Eric Jennings- Prix du livre d'histoire des Outre-mer

Éric Jennings

La première de couverture affiche une photo prise en 1941, celle des réfugiés en route vers la Martinique à bord du Capitaine Paul Lemerle. Le document se veut aussi précieux que révélateur. Précieux car la photographie pose d’emblée la question de l’extraordinaire documentation qui composent le socle de l’ouvrage. Révélateur car les visages qu’on observe appartiennent à une population qui a fait le choix de l’exil et a compris tôt les enjeux quand d’autres refusaient de croire aux ambitions nazies en Europe.
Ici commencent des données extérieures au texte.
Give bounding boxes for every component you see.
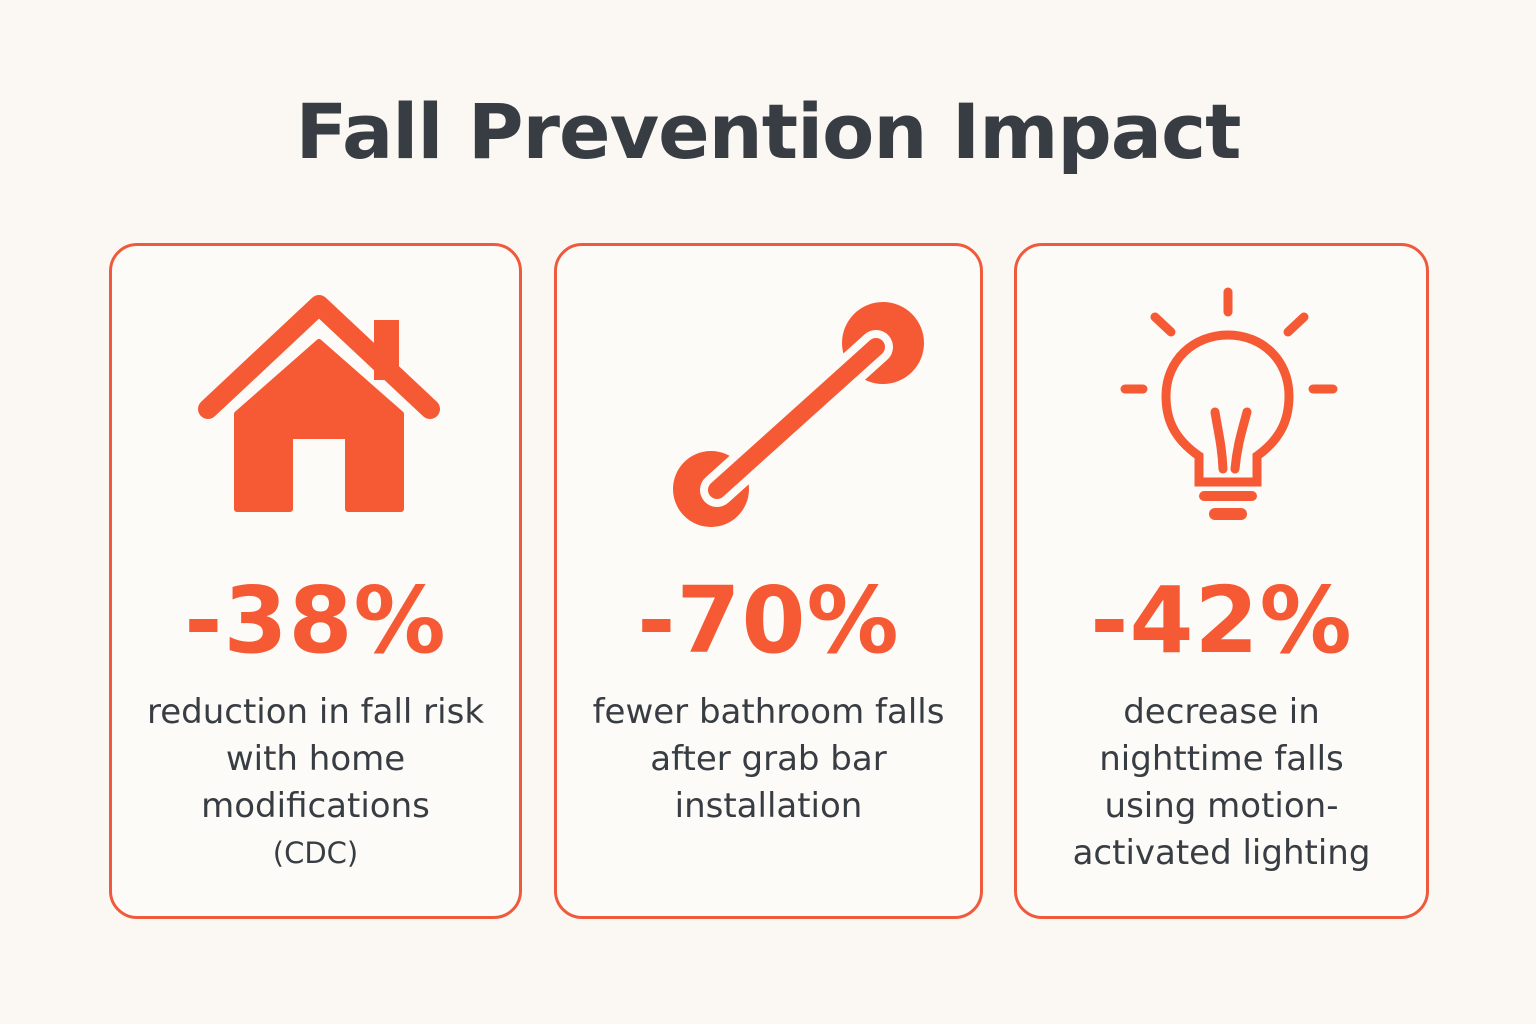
description-line: using motion- <box>1104 786 1339 826</box>
stat-card-home-modifications: -38% reduction in fall risk with home mo… <box>109 243 522 919</box>
description-line: after grab bar <box>650 739 887 779</box>
light-bulb-icon <box>1120 287 1338 520</box>
description-line: decrease in <box>1123 692 1320 732</box>
stat-value: -70% <box>637 567 900 674</box>
page-title: Fall Prevention Impact <box>295 87 1242 176</box>
stat-description: reduction in fall risk with home modific… <box>112 689 519 877</box>
description-line: nighttime falls <box>1099 739 1344 779</box>
house-icon <box>198 295 440 512</box>
description-line: activated lighting <box>1072 833 1371 873</box>
stat-value: -42% <box>1090 567 1353 674</box>
stat-description: fewer bathroom falls after grab bar inst… <box>557 689 980 830</box>
description-line: fewer bathroom falls <box>592 692 945 732</box>
description-line: reduction in fall risk <box>146 692 485 732</box>
description-line: modifications <box>201 786 430 826</box>
description-line: installation <box>674 786 863 826</box>
stat-card-grab-bar: -70% fewer bathroom falls after grab bar… <box>554 243 983 919</box>
stat-value: -38% <box>184 567 447 674</box>
grab-bar-icon <box>673 302 924 527</box>
stat-card-motion-lighting: -42% decrease in nighttime falls using m… <box>1014 243 1429 919</box>
description-line: with home <box>225 739 406 779</box>
source-label: (CDC) <box>272 836 359 870</box>
stat-description: decrease in nighttime falls using motion… <box>1017 689 1426 877</box>
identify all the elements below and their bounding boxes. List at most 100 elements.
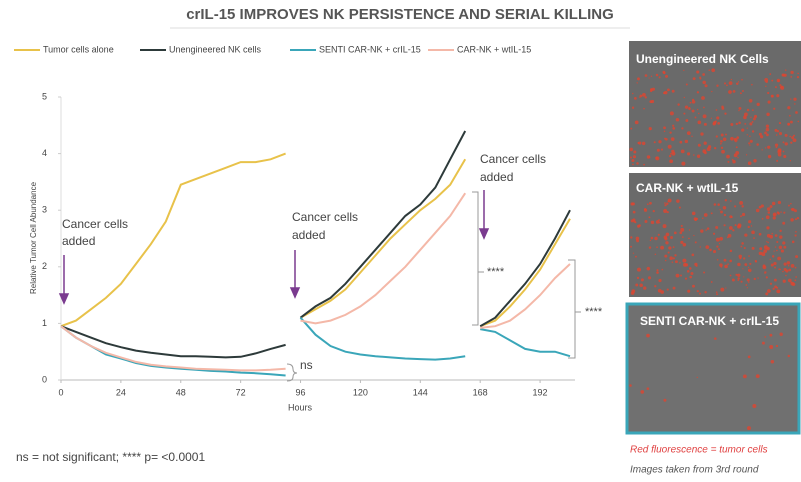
speck [719, 263, 723, 267]
speck [685, 119, 689, 122]
speck [779, 235, 783, 239]
speck [723, 224, 726, 227]
speck [748, 268, 752, 273]
speck [689, 101, 692, 104]
speck [631, 202, 635, 206]
speck [649, 100, 653, 104]
speck [761, 149, 763, 151]
speck [669, 131, 672, 134]
speck [697, 143, 701, 147]
speck [684, 139, 688, 144]
speck [757, 277, 759, 279]
speck [795, 218, 797, 221]
speck [646, 203, 649, 206]
speck [634, 221, 637, 224]
speck [633, 150, 637, 154]
speck [787, 278, 792, 283]
speck [741, 90, 744, 93]
speck [635, 255, 637, 258]
speck [683, 96, 686, 99]
speck [787, 122, 791, 126]
speck [634, 120, 639, 125]
speck [646, 155, 651, 159]
speck [677, 103, 680, 106]
series-line [60, 152, 571, 328]
speck [790, 202, 792, 205]
speck [721, 149, 725, 154]
speck [765, 127, 770, 132]
speck [696, 108, 699, 111]
speck [765, 292, 769, 296]
speck [724, 112, 727, 115]
speck [766, 240, 768, 243]
speck [703, 271, 706, 274]
speck [681, 236, 684, 238]
annotation: added [292, 228, 325, 242]
speck [792, 138, 797, 143]
speck [672, 286, 676, 290]
speck [743, 257, 746, 260]
speck [769, 333, 773, 337]
speck [794, 266, 797, 269]
speck [712, 122, 716, 126]
x-tick-label: 96 [296, 387, 306, 397]
speck [664, 254, 668, 258]
annotation: **** [487, 266, 505, 278]
speck [761, 252, 766, 257]
speck [741, 78, 743, 81]
speck [750, 116, 752, 118]
speck [671, 261, 674, 264]
speck [790, 218, 794, 222]
y-tick-label: 5 [42, 91, 47, 101]
speck [660, 245, 665, 250]
speck [713, 203, 717, 206]
x-tick-label: 24 [116, 387, 126, 397]
speck [714, 337, 717, 340]
speck [694, 262, 698, 267]
speck [744, 122, 747, 125]
speck [795, 111, 798, 114]
speck [737, 277, 740, 280]
series-line [60, 130, 571, 359]
speck [678, 206, 681, 209]
speck [699, 246, 701, 248]
speck [684, 105, 689, 109]
speck [749, 144, 751, 146]
speck [722, 137, 727, 142]
speck [772, 287, 775, 290]
speck [639, 283, 643, 288]
speck [729, 274, 732, 277]
speck [755, 374, 760, 379]
x-tick-label: 144 [413, 387, 428, 397]
speck [630, 245, 632, 248]
speck [776, 159, 779, 162]
speck [782, 141, 785, 144]
speck [648, 216, 651, 219]
annotation: ns [300, 358, 313, 372]
speck [720, 210, 723, 214]
speck [767, 100, 771, 104]
speck [710, 212, 713, 215]
speck [776, 130, 780, 133]
speck [787, 354, 791, 358]
speck [746, 278, 750, 282]
speck [679, 140, 683, 144]
speck [766, 112, 770, 117]
speck [634, 97, 637, 100]
speck [702, 217, 704, 220]
speck [728, 81, 733, 85]
speck [656, 269, 659, 272]
speck [753, 237, 755, 239]
speck [756, 102, 760, 107]
series-line [60, 192, 571, 372]
speck [704, 291, 707, 294]
speck [690, 272, 694, 276]
speck [663, 126, 666, 130]
speck [663, 209, 668, 213]
speck [702, 114, 707, 119]
speck [636, 77, 640, 81]
speck [735, 122, 739, 126]
image-panel [629, 173, 801, 297]
speck [655, 220, 660, 224]
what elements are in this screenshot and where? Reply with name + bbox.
Éric Jennings réussit dans son livre la gageure de livrer l’ambition d’une étude à la fois inédite et exemplaire. L’épisode remet l’histoire des Antilles françaises au centre de l’histoire de France pendant la Seconde Guerre mondiale. C’est cette prouesse, parmi d’autres qualités, qui a immédiatement séduit le jury.
Entre la débâcle de mai-juin 1940 et la fin de l’année 1941, quelque 5 000 hommes, femmes et enfants gagnèrent la Martinique depuis Marseille à bord de cargos, échappant ainsi à l’Europe embrasée. Certains étaient juifs, d’autres républicains espagnols ou socialistes antinazis, célèbres ou anonymes. Eric Jennings examine cette voie d’exil, contemple la traversée, l’arrivée à Fort-de-France et le réinternement de la majorité des voyageurs par des autorités coloniales inquiètes de cet afflux de migrants. À travers le prisme de l’histoire des migrations, des luttes anticoloniales, l’auteur retrace aussi les rencontres et créations qui en naissent tout comme la fermeture qui s’opère parmi les alliés devant cette migration qu’ils redoutent.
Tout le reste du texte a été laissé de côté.